# Trouble with Deciding on an Empire Province



## Words_of_Truth (Sep 20, 2007)

So there's certain models I really want to include in a new force but I'm having trouble deciding what province is the most suitable. At the moment I want to include the Luitpold the Black mode, the command from the Blades of Manaan and also the Event Only Priest of Sigmar. Now the it also appears nautically themed, so I've narrowed it down to, Marienburg, Nordland or the Stir River Patrol. 

Problem I have with Marienburg is the Priest of Sigmar does quite fit, whilst the worship of Sigmar is accepted to a very minor extent. seems a little out of place (he walks bare foot for instance) and there's other deities that worshiped far more than Sigmar. Also the lack of a figure head like an elector count isn't perfect either. Having said that the models fit perfectly with them.

As for Nordland I think they all kind of suit the province, except the Luitpold model may need to be convert with a new head and lack of his treasure chest etc.
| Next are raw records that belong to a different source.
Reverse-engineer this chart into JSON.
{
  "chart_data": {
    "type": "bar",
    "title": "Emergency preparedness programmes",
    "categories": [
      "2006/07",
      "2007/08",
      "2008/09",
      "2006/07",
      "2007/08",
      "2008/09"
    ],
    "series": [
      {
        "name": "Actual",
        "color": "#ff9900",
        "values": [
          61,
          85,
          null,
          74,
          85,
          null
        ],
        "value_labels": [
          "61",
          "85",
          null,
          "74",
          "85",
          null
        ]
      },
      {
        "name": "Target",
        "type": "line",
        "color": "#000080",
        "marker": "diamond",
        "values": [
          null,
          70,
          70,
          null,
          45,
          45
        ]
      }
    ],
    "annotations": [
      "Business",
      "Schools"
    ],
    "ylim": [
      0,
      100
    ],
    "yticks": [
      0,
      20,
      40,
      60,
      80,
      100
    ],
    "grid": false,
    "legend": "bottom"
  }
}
Then there's the banner of the Manaan blades, it has a mermaid on it and whilst yes it maritime like it also appears to be the prominent symbol of Marienburg if I go by the Uniforms and Heraldry book. On the plus side it has a figure head and is open to the priests of sigmar a lot more than Marienburg is. It's scheme is just a bit simpler than MArienburg as well, although when you fact in feathers and shield for different units it could be almost exactly the same apart from the amount of red added to it.

In regards to the Stir River Patrol I added that in as the only other nautical themed empire army, the same problems and positives with Nordland could be applied to this army as well, although Luitpold may look a bit to fancy for it as does the champion of the blades. White and yellow have always been problems for me painting wise so they are on an even keel there.

So I was hoping I could get a fresh set of eyes and ideas on my conundrum.


----------